The rest will be spent on handouts. In addition to payments made to those hit hardest by six years of recession, about 60,000 low-earning members of the armed forces and security services will each receive a €500 bonus.

Government aides shrug off concerns voiced by the "troika" of bailout monitors from the commission, the International Monetary Fund and the European Central Bank, that Greece has reverted to its pre-crisis mode of diverting budget funds to party politics.

"We need to strike a note of optimism in a practical way after such a long recession," said an official from the PanHellenic Socialist Movement (Pasok), the junior partner in the coalition government.

"Austerity brought disastrous social consequences . . . it ripped apart the social safety net," he added, citing a 35 per cent fall in household incomes since 2009, a tripling of the jobless rate among heads of families and the loss of state healthcare benefits for some 1.2m unemployed workers.

However, civil society representatives said the social dividend would be better targeted if it were distributed by organisations working with vulnerable groups rather than the government.

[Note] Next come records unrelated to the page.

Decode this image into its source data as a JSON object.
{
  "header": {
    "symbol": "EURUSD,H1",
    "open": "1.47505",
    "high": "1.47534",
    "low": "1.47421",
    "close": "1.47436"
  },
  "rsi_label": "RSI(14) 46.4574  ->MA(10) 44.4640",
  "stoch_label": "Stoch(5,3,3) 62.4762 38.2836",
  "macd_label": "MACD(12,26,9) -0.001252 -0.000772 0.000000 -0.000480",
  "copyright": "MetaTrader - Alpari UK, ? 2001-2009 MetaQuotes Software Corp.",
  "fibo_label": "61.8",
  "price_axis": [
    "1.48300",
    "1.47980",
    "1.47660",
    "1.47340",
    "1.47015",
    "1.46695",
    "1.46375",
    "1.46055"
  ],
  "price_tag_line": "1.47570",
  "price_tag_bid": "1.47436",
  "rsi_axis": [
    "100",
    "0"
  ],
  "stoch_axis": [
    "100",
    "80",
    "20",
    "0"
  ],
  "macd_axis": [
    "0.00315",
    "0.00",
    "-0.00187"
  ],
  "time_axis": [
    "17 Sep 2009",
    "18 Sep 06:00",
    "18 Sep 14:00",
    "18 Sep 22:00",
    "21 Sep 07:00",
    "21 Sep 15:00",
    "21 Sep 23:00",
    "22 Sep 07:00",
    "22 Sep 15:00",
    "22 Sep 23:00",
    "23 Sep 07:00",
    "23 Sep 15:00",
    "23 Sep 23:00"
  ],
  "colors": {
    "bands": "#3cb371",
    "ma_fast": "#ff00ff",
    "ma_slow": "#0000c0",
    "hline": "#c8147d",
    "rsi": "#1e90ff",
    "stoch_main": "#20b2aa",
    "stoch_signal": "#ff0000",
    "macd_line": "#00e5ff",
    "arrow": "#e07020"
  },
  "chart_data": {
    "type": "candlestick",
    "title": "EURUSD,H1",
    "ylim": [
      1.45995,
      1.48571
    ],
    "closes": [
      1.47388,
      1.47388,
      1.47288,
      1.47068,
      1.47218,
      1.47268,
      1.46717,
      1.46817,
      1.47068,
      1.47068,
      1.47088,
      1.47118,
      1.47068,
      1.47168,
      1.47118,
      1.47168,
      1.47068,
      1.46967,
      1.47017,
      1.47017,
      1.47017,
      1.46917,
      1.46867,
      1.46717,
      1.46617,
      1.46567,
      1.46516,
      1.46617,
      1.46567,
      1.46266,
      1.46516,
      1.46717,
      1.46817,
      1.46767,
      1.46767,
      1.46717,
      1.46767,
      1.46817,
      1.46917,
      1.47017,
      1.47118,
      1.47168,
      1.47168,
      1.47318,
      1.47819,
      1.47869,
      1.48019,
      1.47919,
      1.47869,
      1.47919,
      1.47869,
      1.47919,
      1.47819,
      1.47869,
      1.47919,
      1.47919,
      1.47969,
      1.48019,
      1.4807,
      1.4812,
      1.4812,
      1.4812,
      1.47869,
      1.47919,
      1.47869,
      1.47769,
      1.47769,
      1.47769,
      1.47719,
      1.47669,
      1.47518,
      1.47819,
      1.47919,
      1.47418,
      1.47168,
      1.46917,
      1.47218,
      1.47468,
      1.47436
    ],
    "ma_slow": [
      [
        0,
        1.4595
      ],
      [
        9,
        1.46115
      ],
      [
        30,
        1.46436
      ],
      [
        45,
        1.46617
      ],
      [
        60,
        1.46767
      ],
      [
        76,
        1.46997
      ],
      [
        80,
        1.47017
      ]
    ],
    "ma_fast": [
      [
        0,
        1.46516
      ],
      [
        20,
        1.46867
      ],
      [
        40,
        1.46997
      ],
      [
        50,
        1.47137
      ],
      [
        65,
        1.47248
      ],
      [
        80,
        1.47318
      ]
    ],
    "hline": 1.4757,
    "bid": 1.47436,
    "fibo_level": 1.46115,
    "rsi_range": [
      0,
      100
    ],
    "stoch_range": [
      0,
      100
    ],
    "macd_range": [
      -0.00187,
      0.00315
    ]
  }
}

"The cash payments are beneficial considering that almost one-third of the population is living in poverty, but they're not going to reach vulnerable groups like the homeless or HIV positive who aren't registered somewhere in the system," said Epaminondas Farmakis, chief executive of Elpis, an Athens-based consultancy for philanthropists and donors.

Observers note that, even before the crisis, the welfare state was fragmented, unevenly developed and deeply politicised.

"There was little social protection available to the precariously employed workers of hundreds of thousands of small and medium enterprises and the self-employed," the Athens think tank Eliamep said in a recent report.

But local civil society groups, and charitable foundations have become even more prominent since Greece was forced to slash social spending as part of its fiscal consolidation effort. More than 150 soup kitchens around Athens, mostly operated by Greek Orthodox parish priests, offer a daily meal to pensioners and impoverished families.

The New York-based Niarchos Foundation supports a €16m programme to provide breakfast for 50,000 schoolchildren as part of a bigger grant aimed at reducing poverty and social exclusion. The financier George Soros pledged €20m to set up "solidarity centres" offering healthcare and legal services. His Open Society Foundation provided heating fuel last winter to schools, orphanages and old people's homes.

Small-scale job-creation schemes, subsidised rents and food banks have helped soften the impact of the crisis, thanks to projects run by civil society groups, said Tzanetos Antypas, director of Praksis, a non-government organisation.

The social dividend "could be more wisely handled to create something that's development oriented and has continuity . . . Getting €500 is good, but after it's finished, then what?" Mr Antypas said.